How to choose the perfect gift for your child?

Most parents will tell you that their kid has too many toys – so when it comes to birthday and Christmas gifts, how do you choose the right one, without merely adding to the clutter? For a gift that truly stands out – and will stand the test of time – follow our advice.

Consider their age and level of development. First, check the label – most toys come with advice on age appropriateness. Second, use your own judgement. Just because your little one is four doesn’t necessarily mean he’s ready for a balance bike – think about the individual and go from there. And third, think about what materials the toys are made with. We’ve also put together a handy piece on appropriate

Toys by age group.

Think about the child. What do they love to do? Are they into the park, the pool, or heading outdoors generally? Do they love going to the museum or library? Are they obsessed with dinosaurs or superheroes? Think about a gift that could feed their interest.

Consider gifts children can share.
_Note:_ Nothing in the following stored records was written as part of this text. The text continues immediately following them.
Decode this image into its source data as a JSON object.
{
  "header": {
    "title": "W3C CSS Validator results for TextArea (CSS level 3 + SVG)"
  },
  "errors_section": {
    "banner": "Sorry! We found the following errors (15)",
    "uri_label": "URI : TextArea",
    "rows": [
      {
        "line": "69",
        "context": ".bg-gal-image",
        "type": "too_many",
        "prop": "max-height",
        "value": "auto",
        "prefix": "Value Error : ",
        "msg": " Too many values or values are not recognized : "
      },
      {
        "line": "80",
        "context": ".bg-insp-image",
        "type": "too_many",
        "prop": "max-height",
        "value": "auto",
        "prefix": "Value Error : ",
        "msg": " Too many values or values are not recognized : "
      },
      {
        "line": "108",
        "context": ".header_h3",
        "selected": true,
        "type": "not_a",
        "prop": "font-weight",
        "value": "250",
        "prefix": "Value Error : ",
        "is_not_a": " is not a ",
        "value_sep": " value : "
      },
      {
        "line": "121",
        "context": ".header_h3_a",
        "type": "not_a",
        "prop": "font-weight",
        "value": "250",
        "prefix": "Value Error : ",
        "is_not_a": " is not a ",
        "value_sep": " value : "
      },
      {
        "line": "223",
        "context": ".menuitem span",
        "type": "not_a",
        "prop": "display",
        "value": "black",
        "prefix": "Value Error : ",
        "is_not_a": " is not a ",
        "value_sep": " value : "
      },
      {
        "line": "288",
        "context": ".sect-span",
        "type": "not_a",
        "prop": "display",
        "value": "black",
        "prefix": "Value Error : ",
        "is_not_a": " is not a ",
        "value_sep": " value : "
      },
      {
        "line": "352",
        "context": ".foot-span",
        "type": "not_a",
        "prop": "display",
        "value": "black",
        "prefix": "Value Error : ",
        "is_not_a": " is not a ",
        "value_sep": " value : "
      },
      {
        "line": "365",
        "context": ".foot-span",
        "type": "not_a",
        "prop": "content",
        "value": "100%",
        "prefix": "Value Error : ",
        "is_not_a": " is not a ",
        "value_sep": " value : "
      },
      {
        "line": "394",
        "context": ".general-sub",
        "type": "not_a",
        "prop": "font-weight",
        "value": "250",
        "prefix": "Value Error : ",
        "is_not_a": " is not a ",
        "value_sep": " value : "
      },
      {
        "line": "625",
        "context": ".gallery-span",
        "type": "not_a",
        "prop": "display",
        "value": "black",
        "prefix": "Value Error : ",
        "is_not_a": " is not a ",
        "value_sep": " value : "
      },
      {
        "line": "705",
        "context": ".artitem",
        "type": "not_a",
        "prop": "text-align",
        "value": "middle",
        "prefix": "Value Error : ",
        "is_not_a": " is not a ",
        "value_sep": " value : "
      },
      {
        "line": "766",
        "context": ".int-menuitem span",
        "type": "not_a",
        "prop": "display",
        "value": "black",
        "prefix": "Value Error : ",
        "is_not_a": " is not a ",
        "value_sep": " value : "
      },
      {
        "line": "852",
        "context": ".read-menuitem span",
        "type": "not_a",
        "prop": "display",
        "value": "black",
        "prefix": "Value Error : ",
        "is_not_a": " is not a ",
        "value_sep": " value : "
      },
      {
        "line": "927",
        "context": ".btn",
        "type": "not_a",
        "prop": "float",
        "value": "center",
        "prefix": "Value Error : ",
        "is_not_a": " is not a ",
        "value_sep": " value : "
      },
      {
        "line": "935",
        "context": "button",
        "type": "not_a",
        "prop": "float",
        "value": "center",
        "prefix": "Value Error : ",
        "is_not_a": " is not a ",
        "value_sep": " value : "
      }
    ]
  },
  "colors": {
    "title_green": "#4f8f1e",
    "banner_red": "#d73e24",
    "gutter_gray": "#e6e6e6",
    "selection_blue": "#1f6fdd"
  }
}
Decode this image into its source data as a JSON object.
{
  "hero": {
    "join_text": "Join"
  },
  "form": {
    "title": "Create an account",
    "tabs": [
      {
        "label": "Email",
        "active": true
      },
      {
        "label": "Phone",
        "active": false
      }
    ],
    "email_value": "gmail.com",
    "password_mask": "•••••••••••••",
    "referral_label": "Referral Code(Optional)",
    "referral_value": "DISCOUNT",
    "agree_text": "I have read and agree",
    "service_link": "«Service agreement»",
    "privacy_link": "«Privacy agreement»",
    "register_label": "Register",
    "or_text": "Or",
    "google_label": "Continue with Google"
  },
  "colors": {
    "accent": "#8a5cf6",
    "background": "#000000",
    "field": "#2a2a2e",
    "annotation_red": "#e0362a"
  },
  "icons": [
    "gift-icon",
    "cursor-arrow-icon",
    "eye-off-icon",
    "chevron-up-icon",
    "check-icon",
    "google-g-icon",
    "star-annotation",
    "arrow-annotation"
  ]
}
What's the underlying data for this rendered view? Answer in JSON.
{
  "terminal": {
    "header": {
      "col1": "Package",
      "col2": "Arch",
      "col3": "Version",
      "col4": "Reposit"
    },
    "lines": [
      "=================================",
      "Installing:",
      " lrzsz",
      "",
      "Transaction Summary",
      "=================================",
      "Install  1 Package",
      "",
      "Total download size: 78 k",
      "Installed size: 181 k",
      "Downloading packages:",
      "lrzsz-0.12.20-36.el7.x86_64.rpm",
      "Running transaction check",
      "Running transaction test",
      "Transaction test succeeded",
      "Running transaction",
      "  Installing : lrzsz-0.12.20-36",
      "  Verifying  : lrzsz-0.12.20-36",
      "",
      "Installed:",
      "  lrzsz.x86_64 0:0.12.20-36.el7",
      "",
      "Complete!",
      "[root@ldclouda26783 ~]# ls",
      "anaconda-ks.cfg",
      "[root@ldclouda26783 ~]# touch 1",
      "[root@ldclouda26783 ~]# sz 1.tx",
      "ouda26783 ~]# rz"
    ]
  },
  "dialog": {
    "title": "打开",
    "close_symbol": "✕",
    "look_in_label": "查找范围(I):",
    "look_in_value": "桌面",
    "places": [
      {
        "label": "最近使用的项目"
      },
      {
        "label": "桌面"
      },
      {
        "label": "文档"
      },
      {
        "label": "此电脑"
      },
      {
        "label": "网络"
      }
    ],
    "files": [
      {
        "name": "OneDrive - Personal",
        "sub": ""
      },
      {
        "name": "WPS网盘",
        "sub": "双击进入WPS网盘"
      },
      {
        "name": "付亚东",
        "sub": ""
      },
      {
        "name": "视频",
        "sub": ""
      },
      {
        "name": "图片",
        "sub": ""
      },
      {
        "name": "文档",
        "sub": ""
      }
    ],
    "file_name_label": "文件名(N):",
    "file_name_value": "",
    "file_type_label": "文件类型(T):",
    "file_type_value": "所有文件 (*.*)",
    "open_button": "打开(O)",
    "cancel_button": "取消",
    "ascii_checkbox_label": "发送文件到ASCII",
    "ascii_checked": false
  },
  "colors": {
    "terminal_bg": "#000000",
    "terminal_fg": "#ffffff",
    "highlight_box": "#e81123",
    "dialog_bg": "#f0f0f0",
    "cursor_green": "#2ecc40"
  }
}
Not literally, but gifts that kids can use to play with other kids (or even their families) like board games or puzzles. Again, these will be useful for years, and can help foster a healthy, fun sense of healthy competition for older children.

Remember that toys help kids learn. And often, toys are the primary way that kids learn. Choose toys that both foster creativity and free play, as well as ones that teach more “formal” skills like numeracy and literacy.

Check with the parents. If the gift is for someone else’s tot, check with the parents before buying. The child may already own the item, or the parents may have objections.

Choose gifts with a long lifespan. In our largely wasteful world, a toy that can be used for years is highly prized. Items like Lego, bikes and blackboards can be used for years and handed down to other children.

Remember safety. As much as possible, choose non-plastic toys made of sustainable materials, free of BPAs, phthalates, PVC or toxic chemicals and dyes.

If in doubt, buy a book. This is a rule we go back to again and again. Books take up very little space, have an infinite shelf life (pun intended) and can be handed down.